The two sitcoms in question are, of course, Seinfeld and Curb Your Enthusiasm. The former shut up shop eleven years ago after reigning supreme in the ratings for nearly a decade. The latter, for those not in the know, is the already long-running comedy vehicle for Larry David, who co-created Seinfeld with the man himself, Jerry Seinfeld. It was David's idea to weave the Seinfeld troupe into the story-line of Curb's latest season.

The joke – one of many – is that real-life David has always excoriated the idea of an actual Seinfeld reunion show. (And who could even calculate the cost of such a thing?) But in a roundabout way he has made it happen anyway, with a script for this season that has him trying to re-launch Seinfeld as a means of re-ingratiating himself with his onscreen wife, Cheryl, who has dumped him, by giving her a big role.

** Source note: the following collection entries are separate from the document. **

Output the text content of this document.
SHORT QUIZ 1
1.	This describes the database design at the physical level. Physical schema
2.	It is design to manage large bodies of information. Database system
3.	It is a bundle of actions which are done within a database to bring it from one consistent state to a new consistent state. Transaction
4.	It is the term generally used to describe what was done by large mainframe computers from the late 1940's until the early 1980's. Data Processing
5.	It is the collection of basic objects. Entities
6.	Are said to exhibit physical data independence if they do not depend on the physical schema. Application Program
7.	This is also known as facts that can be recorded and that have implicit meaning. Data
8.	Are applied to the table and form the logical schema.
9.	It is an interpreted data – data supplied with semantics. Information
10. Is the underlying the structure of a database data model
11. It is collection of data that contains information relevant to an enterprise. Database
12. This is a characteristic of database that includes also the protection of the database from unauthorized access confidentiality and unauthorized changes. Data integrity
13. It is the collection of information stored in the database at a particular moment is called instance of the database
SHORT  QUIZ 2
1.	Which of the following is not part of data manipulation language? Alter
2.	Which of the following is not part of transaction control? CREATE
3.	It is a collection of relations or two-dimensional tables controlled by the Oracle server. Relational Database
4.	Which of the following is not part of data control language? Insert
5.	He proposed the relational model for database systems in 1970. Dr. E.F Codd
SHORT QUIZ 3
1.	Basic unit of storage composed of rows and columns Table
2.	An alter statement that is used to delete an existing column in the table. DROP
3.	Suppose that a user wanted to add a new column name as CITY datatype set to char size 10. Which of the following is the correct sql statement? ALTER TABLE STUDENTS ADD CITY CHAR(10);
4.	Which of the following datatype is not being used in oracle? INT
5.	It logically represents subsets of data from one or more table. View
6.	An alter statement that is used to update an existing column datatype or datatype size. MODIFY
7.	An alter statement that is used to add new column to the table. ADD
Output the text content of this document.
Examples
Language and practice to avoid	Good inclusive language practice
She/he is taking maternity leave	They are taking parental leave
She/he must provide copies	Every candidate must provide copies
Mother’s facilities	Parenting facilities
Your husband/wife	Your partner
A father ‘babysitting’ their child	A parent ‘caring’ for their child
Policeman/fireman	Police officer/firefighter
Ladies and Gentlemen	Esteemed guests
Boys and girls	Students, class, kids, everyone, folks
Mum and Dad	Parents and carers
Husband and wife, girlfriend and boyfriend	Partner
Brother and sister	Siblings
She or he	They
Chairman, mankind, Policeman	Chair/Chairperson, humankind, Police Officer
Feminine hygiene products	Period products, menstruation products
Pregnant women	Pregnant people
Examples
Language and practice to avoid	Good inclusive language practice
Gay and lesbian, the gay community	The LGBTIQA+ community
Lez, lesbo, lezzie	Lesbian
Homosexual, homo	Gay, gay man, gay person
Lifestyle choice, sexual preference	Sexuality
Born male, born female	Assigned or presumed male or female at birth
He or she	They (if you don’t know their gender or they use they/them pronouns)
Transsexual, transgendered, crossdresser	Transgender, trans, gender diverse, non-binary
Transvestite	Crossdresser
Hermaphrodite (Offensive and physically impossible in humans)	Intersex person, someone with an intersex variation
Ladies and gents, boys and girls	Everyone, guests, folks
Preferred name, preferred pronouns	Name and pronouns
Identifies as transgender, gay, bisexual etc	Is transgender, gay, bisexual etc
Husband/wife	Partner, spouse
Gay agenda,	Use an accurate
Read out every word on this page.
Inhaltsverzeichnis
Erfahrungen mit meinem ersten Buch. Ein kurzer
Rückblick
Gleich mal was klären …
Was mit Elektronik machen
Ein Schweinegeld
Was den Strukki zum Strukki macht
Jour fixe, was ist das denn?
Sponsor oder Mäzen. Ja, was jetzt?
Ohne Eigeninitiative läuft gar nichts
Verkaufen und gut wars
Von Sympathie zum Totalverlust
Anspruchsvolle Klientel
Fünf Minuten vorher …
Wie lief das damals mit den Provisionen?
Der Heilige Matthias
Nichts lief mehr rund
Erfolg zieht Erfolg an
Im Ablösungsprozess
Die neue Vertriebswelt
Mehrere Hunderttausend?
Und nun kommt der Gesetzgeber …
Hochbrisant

Ratings numbers are not in yet. But the first word from the critics after the episode aired on Sunday night look good. It was probably always going to be hard to resist: not only are the dysfunctional four – Jerry Seinfeld, Jason Alexander, Julia Louis-Dreyfus, and Michael Richards – on the small screen again – but they even took the old set out of storage and rebuilt the whole thing.

"For me, the Seinfeld-reunion storyline dreamed up by Larry David – the man; the TV character – for Curb Your Enthusiasm is one of the funniest, smartest ideas of the new season," noted Ken Tucker on the website of Entertainment Weekly yesterday.

Will Leitch of New York Magazine agreed. "Seeing the old set, the old gang, and Larry destroying everything from the get-go – it's definitely enough to keep our appetites whetted. No one has anything to be embarrassed about. It looks like they're going to do this right. And terribly, terribly wrong, of course."

The old Seinfeld hands seem to be having fun also. And it probably suits them as much as does the budget-conscious programme makers that this is a reunion in disguise rather than the real thing.

"It just feels quintessentially right in the way that Seinfeld was kind of a show that was at odds with the standard sitcom," commented Ms Louis-Dreyfus, who played Elaine in the original Seinfeld. "This is at odds with your standard reunion – in all the right ways.

"Doing it with Larry and on his show just seemed like the only possible way it would be fun," Seinfeld told Entertainment Weekly. "We would never do the type of thing that these shows usually do. That wouldn't be our style. But something like this – that was sillier and a little more offbeat – felt like it might be right for us."

For Seinfeld maniacs, the mere sight of the old sets may be enough to send them nostalgically ecstatic. All of Jerry's old apartment came out of storage, too, although a flat-screen TV has been added, as well as an ice-dispensing fridge, to bring things up to date a little.

Was it weird for the cast to find themselves back on his couch? Apparently so. "It was so bizarre, I can't even describe it," said Jason Alexander. "It negated the idea that time had passed at all."